The teacher assigned pairs of students to do whatever task; can’t remember. What would the odds be for Jytte & Peter? About 1 in 60 trillion, and that being on a good day, but it was Jytte & Peter. We walked down the hall to do whatever, all silent and with me profusely nervous, while my throat tied a complicated knot, eliminating any form of speech possibilities.
  
“So what’s wrong with you, Peter?” I was stunned; she actually knew my name. The knot was in the way, of course, so I couldn’t answer. “I always wondered why you haven’t talked to me. You have been circling around me for so long, stalking me; but never talked to me…don’t you like me?”

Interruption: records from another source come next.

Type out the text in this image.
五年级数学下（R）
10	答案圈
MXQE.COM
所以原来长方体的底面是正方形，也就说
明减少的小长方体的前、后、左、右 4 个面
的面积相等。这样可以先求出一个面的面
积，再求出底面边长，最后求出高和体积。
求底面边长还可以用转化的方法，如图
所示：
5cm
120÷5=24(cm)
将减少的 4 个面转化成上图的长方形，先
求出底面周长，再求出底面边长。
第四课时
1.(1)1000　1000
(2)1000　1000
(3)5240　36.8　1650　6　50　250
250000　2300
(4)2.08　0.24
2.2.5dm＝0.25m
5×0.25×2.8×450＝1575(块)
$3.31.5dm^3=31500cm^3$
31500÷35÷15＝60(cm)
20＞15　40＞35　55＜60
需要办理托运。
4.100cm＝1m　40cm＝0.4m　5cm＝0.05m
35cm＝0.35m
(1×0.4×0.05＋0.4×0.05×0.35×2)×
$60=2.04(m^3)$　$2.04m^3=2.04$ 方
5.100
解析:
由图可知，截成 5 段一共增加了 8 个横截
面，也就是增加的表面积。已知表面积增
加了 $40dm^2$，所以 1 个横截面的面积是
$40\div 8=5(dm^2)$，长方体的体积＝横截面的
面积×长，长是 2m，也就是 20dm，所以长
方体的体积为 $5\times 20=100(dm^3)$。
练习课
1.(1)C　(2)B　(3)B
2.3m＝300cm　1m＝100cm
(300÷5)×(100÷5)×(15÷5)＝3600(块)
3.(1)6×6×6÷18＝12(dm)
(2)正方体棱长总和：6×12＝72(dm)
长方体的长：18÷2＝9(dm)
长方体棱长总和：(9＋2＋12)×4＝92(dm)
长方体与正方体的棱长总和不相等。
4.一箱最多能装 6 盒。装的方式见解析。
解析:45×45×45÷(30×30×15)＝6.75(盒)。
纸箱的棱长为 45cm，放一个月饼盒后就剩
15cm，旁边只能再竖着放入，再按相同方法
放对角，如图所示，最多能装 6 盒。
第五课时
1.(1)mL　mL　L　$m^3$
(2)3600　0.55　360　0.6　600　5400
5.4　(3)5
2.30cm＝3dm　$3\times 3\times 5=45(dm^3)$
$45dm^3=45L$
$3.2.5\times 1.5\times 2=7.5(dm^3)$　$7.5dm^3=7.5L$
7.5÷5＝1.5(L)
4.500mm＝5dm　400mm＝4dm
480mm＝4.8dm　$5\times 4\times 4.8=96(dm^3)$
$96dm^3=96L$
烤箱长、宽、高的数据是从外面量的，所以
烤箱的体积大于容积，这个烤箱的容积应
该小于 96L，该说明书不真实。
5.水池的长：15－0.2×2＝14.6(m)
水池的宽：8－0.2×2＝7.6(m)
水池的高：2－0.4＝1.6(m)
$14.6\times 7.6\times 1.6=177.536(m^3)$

Jytte and I was an item for two wonderful years. We were inseparable; she was intelligent, utterly funny and rather sophisticated for someone at age 14. When she moved to another part of Denmark, we lost contact. I often thought about what my life would have been like if Jytte hadn’t moved.

After Jytte, I chanced ‘failure’ with a much better attitude; if I didn’t at least try, I would never know – would I? Sure, some crappy things happened down the road of life, but I had learned that I should never fear to fail, and I can truly say that it has been a blessing ever since. If we don’t take chances we will not move forward; sure, taking chances open up possibilities of failing, part of the process – but have no fear, please… it’s worth it when we find that it’s okay to fall down, as long as we pop up again.

At times results from failures can of course be gruesome and horrific; that’s when we really dig in and try, because we must, to acknowledge what went so terribly wrong, as we must learn, repair and adjust. 

Thinking before doing is of course always recommended, because when we patiently do so, we find that the volume of the more serious screw-ups diminishes and due to that, we actually progress even faster – no kidding and no fear.